2. Her letters were full of the wonders of Nature about her. There was a snow-white egret who made his home upon her island; she watched his fishing operations, and meant to find his nest, so as to watch his young. The men made a trip into the Everglades, and brought back wonder-tales of flocks of flamingoes making scarlet clouds in the sky, huge colonies of birds’ nests crowded like a city. They had brought home a young one, which screamed all day to be stuffed with fish.

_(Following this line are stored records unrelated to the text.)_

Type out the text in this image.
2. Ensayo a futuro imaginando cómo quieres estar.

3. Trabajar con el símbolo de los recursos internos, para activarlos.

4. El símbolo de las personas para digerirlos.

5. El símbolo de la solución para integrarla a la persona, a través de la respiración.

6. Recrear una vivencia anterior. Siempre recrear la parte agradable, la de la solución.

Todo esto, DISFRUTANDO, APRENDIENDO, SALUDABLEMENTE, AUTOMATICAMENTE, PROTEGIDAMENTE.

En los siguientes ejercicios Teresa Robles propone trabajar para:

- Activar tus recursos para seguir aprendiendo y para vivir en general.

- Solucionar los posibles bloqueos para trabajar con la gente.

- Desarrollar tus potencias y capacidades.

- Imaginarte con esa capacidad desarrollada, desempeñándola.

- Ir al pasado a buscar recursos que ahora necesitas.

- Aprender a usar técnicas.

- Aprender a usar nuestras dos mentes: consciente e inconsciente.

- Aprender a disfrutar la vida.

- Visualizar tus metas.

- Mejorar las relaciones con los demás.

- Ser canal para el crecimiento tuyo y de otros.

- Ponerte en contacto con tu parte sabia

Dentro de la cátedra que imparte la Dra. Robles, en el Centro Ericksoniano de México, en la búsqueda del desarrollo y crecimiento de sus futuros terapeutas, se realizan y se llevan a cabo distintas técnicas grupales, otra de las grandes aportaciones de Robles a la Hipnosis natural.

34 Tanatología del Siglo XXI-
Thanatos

A cousin of Sylvia’s, Harley Chilton, had come to visit her. He had taken van Tuiver on hunting-trips during the latter’s courtship days, and now was a good fishing-companion. He was not allowed to discover the state of affairs between Sylvia and her husband, but he saw his cousin reading serious books, and his contribution to the problem was to tell her that she would get wrinkles in her face, and that even her feet would grow big, like those of the ladies in New England.
Also, there was the young physician who kept watch over Sylvia’s health; a dapper little man with pink and white complexion, and a brown moustache from which he could not keep his fingers. He had a bungalow to himself, but sometimes he went along on the launch-trips, and Sylvia thought she observed wrinkles of amusement round his eyes whenever she differed from her husband on the subject of Burke. She suspected this young man of not telling all his ideas to his multi-millionaire patients, and she was entertained by the prospect of probing him.
Then came Mrs. Varina Tuis; who since the tragic cutting of her own domestic knot, had given her life to the service of the happier members of the Castleman line. She was now to be companion and counsellor to Sylvia; and on the very day of her arrival she discovered the chasm that was yawning in her niece’s life.
“It’s wonderful,” wrote Sylvia, “the intuition of the Castleman women. We were in the launch, passing one of the viaducts of the new railroad, and Aunt Varina exclaimed, ’What a wonderful piece of work!’ ‘Yes,’ put in my husband, ’but don’t let Sylvia hear you say it.’ ‘Why not?’ she asked; and he replied, ’She’ll tell you how many hours a day the poor Dagoes have to work.’ That was all; but I saw Aunt Varina give a quick glance at me, and I saw that she was not fooled by my efforts to make conversation. It was rather horrid of Douglas, for he knows that I love these old people, and do not want them to know about my trouble. But it is characteristic of him—when he is annoyed he seldom tries to spare others.
“As soon as we were alone, Aunt Varina began, ’Sylvia, my dear, what does it mean? What have you done to worry your husband?’
“You would be entertained if I could remember the conversation. I tried to dodge the trouble by answering off-hand, ’Douglas had eaten too many turtle-eggs for luncheon ’—this being a man-like thing, that any dear old lady would understand. But she was too shrewd. I had to explain to her that I was learning to think, and this sent her into a perfect panic.